What is the face of the man behind the apple? For almost 60 years, the figure wearing a sombre suit and bowler hat in René Magritte’s painting “The Son of Man” has been obscured by a polished green apple. His facial features were intended to remain a mystery, the fruit an artistic provocation. Today, using new technology, 23-year-old digital artist Josephine Miller can roll the apple away.

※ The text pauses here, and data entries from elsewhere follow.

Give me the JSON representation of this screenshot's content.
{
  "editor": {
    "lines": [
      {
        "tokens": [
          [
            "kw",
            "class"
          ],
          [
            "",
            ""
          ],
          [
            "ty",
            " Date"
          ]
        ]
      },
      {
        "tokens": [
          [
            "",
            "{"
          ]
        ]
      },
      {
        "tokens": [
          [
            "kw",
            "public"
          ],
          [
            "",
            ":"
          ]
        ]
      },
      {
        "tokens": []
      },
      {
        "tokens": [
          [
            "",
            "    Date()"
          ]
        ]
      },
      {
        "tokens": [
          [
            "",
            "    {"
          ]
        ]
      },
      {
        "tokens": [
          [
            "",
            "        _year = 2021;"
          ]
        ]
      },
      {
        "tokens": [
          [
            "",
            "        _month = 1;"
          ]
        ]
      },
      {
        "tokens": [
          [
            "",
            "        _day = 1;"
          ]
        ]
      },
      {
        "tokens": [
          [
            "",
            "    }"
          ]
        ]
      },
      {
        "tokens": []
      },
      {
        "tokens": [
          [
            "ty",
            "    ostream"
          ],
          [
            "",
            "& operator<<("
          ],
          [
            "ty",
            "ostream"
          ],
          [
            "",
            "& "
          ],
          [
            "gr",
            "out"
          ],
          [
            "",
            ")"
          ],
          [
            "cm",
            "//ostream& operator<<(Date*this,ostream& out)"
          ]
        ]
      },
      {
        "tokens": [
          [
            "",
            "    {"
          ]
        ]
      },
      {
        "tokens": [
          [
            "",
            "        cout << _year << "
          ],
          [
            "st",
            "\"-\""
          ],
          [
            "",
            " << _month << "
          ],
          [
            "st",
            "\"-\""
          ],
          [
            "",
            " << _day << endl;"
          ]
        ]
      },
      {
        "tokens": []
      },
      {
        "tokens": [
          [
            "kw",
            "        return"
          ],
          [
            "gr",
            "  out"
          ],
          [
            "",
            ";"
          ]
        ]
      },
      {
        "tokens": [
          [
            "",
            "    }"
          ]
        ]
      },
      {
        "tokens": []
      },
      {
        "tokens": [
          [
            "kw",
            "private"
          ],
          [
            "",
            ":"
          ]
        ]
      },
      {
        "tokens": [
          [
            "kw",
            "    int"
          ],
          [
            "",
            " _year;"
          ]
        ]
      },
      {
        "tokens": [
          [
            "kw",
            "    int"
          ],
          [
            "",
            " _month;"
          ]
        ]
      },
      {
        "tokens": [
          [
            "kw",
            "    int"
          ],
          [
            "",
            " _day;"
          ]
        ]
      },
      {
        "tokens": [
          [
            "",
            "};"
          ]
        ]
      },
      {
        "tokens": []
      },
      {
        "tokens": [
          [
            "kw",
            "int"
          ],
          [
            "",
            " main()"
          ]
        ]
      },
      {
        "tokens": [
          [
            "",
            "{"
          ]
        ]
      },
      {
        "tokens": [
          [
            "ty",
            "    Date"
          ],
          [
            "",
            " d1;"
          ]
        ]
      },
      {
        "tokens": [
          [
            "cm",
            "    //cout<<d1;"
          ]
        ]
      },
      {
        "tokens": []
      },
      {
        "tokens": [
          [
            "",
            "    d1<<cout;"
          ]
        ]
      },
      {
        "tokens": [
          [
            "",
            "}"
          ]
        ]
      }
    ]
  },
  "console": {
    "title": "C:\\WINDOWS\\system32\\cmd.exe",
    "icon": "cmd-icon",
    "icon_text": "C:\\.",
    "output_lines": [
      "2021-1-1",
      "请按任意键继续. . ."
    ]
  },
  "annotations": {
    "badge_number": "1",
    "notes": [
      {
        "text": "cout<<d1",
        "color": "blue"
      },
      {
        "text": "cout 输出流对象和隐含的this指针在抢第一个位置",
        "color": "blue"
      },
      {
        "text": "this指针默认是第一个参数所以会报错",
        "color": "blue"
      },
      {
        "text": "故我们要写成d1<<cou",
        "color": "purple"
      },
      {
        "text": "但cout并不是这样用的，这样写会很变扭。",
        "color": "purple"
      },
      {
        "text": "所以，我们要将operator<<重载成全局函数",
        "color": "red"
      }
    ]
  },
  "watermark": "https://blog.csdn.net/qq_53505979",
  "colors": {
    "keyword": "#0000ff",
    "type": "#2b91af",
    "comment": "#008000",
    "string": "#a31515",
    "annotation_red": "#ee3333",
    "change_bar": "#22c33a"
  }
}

Miller tilts her laptop towards me in the hushed café of the British Library in London to show how she used Dall-E 2, software that generates images using artificial intelligence (AI), to remove the fruit. Behind it is a man who looks startled to be suddenly revealed, eyebrows raised and piercing blue eyes staring out over an expertly waxed moustache. The face is painted in Magritte’s somewhat flat style and signature palette, as if the two images were painted by the same hand, side by side.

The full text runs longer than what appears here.